Close to the hand that is based on a slot machineGambling addiction is one of the most widespread behavioral addictions. Between 1-5% of Americans are involved in compulsive gambling. Among young people and ethnic minorities, the rate is even higher. A 2010 study found that 6-9% of adolescents and young adults are addicted to gambling.

Addiction to gambling can lead to other problems, including debt and relationship misery. Usually it also coexists with other addicts, especially alcohol. It is easy to feel desperate and overwhelming while you are in the hands of a gambling addiction. Proper treatment can help people with gambling problems regain control of their lives.

When does gambling become an addiction?

A Gallup 2016 poll found that the game is a common diversion, with 64% of a representative sample of Americans saying it was playing at least once during the last year. Gambling is everywhere, from state lotteries to school labels. This may make it difficult to distinguish problematic gambling from typical gambling. For people in the recovery, the ubiquitous nature of gambling opportunities can make gambling a challenge.
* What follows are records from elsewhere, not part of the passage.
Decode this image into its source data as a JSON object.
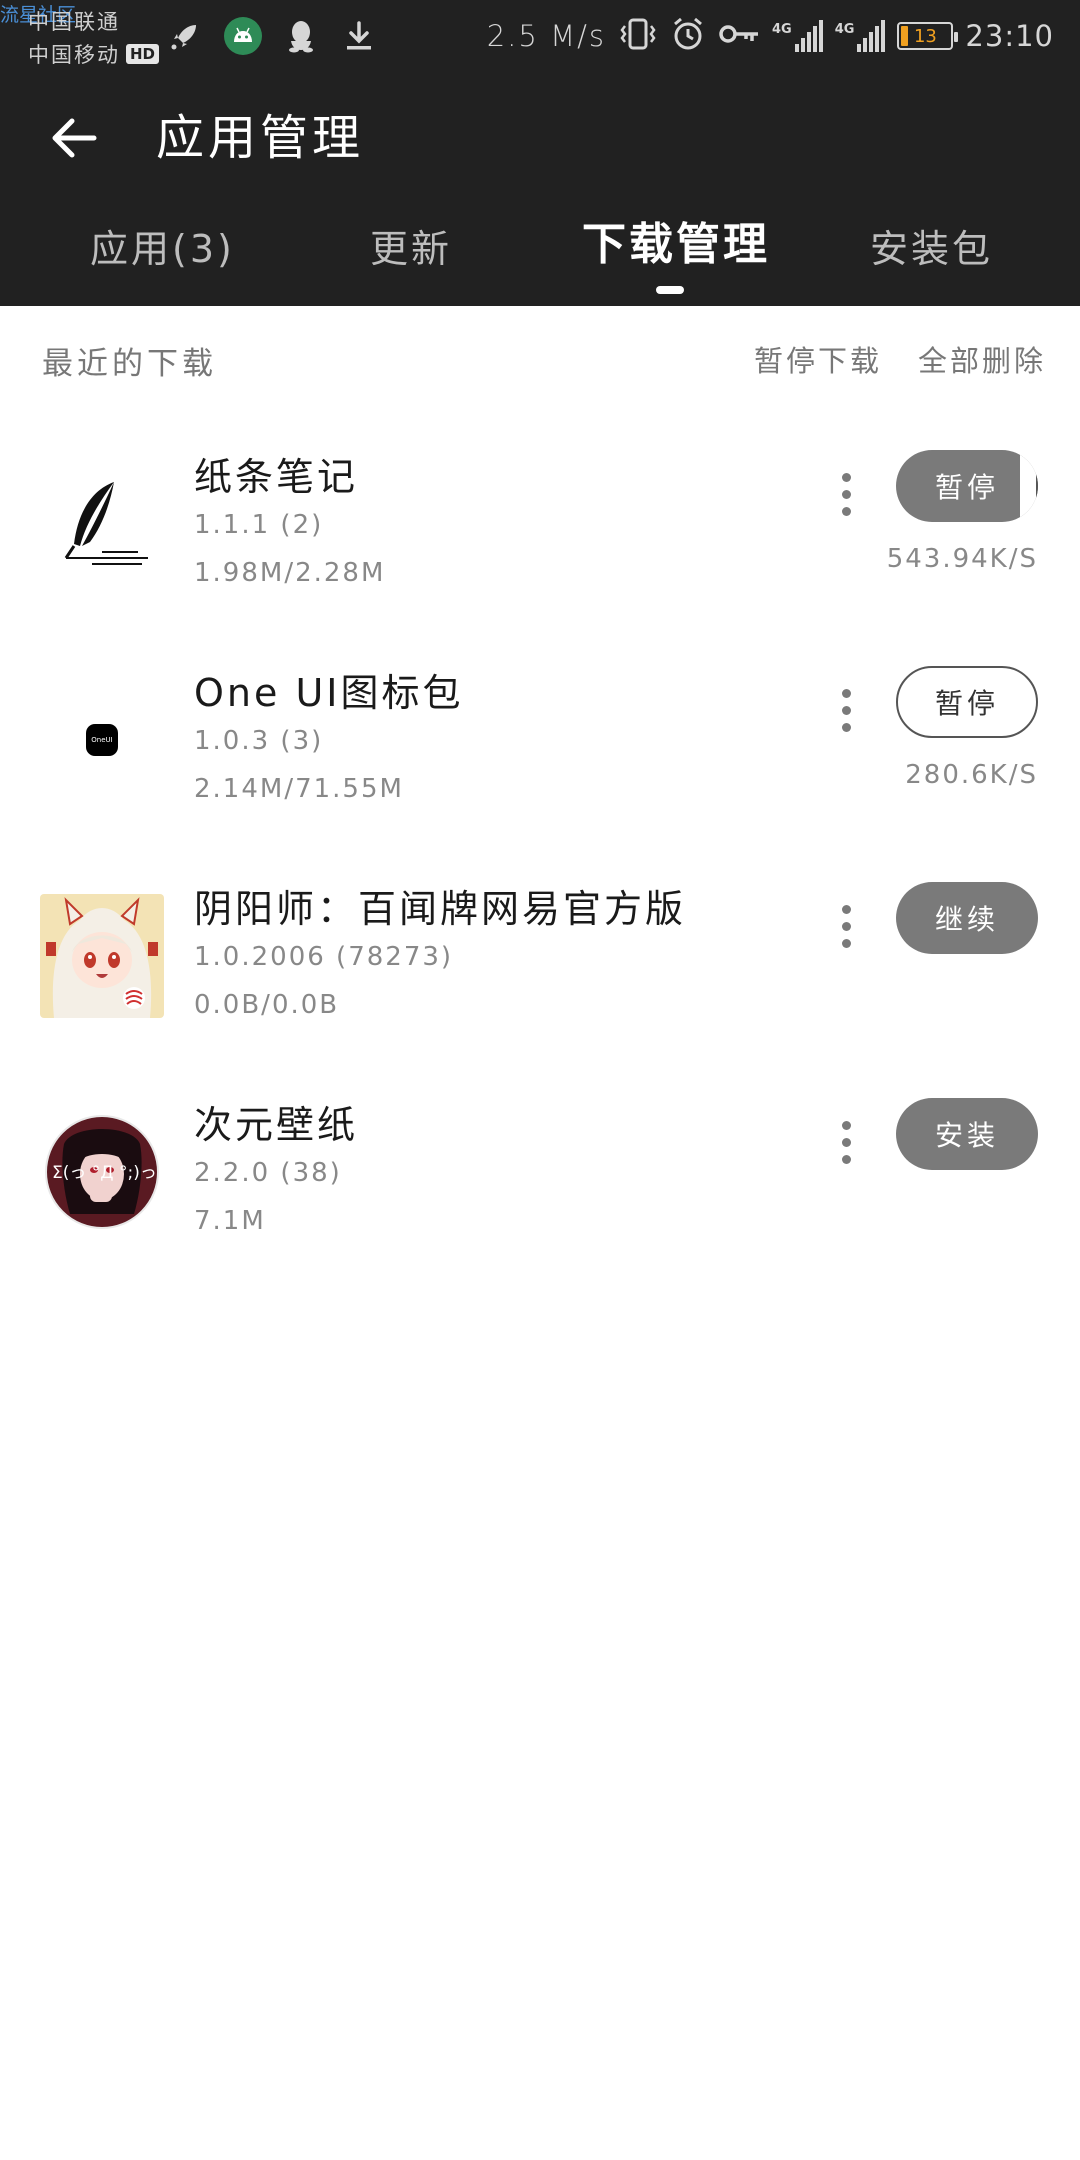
{
  "status_bar": {
    "watermark": "流星社区",
    "carrier_1": "中国联通",
    "carrier_2": "中国移动",
    "hd_badge": "HD",
    "net_speed": "2.5 M/s",
    "signal_label_1": "4G",
    "signal_label_2": "4G",
    "battery_level": "13",
    "time": "23:10"
  },
  "header": {
    "title": "应用管理"
  },
  "tabs": [
    {
      "label": "应用(3)",
      "active": false
    },
    {
      "label": "更新",
      "active": false
    },
    {
      "label": "下载管理",
      "active": true
    },
    {
      "label": "安装包",
      "active": false
    }
  ],
  "section": {
    "title": "最近的下载",
    "pause_all": "暂停下载",
    "delete_all": "全部删除"
  },
  "downloads": [
    {
      "name": "纸条笔记",
      "version": "1.1.1 (2)",
      "size": "1.98M/2.28M",
      "action": "暂停",
      "speed": "543.94K/S",
      "progress": 0.87
    },
    {
      "name": "One UI图标包",
      "version": "1.0.3 (3)",
      "size": "2.14M/71.55M",
      "action": "暂停",
      "speed": "280.6K/S",
      "progress": 0.03,
      "icon_text": "OneUI"
    },
    {
      "name": "阴阳师：百闻牌网易官方版",
      "version": "1.0.2006 (78273)",
      "size": "0.0B/0.0B",
      "action": "继续",
      "speed": ""
    },
    {
      "name": "次元壁纸",
      "version": "2.2.0 (38)",
      "size": "7.1M",
      "action": "安装",
      "speed": "",
      "icon_text": "Σ(っ °Д °;)っ"
    }
  ],
  "colors": {
    "header_bg": "#212121",
    "button_gray": "#7a7a7a",
    "battery_accent": "#f0a020"
  }
}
Random play is a fun activity that a person can easily leave behind. They do not feel the need to lie for their play or for bonuses in the secret and are unlikely to feel guilty of gambling. Gambling addiction is often secret, leading to feelings of shame and guilt. Gambling addicts may face a number of other problems related to their gambling.
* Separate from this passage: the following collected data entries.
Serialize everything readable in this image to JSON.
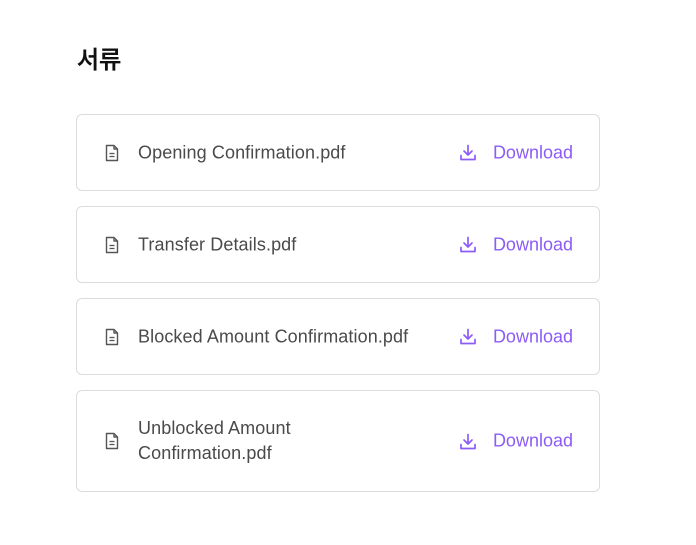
{
  "page": {
    "title": "서류"
  },
  "documents": [
    {
      "name": "Opening Confirmation.pdf",
      "action_label": "Download"
    },
    {
      "name": "Transfer Details.pdf",
      "action_label": "Download"
    },
    {
      "name": "Blocked Amount Confirmation.pdf",
      "action_label": "Download"
    },
    {
      "name": "Unblocked Amount Confirmation.pdf",
      "action_label": "Download"
    }
  ],
  "icons": {
    "file": "file-document-icon",
    "download": "download-icon"
  },
  "colors": {
    "accent": "#8b5cf6",
    "text": "#4a4a4a",
    "border": "#dcdcdc",
    "title": "#111111"
  }
}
The DSM-5 lists the following symptoms of forced toy. To diagnose a gambling addiction, a person must present at least four of these symptoms in one year:

  • You need to play bigger amounts to get the same level of excitement.
  • Feeling anxious or anxious when trying to stop gambling.
  • Repeated efforts to stop or reduce gambling.
  • Continuous thoughts about gambling.
  • Gambling as a way of dealing with emotional distress.
  • Returning to gambling even after losing money and often as a way to restore game losses.
  • Lying to others about gambling.
  • Risking or losing something important, such as a job or a relationship, due to the game.
  • Experiencing financial difficulty due to the game. Many drug addicts rely on others to help with financial problems related to gambling.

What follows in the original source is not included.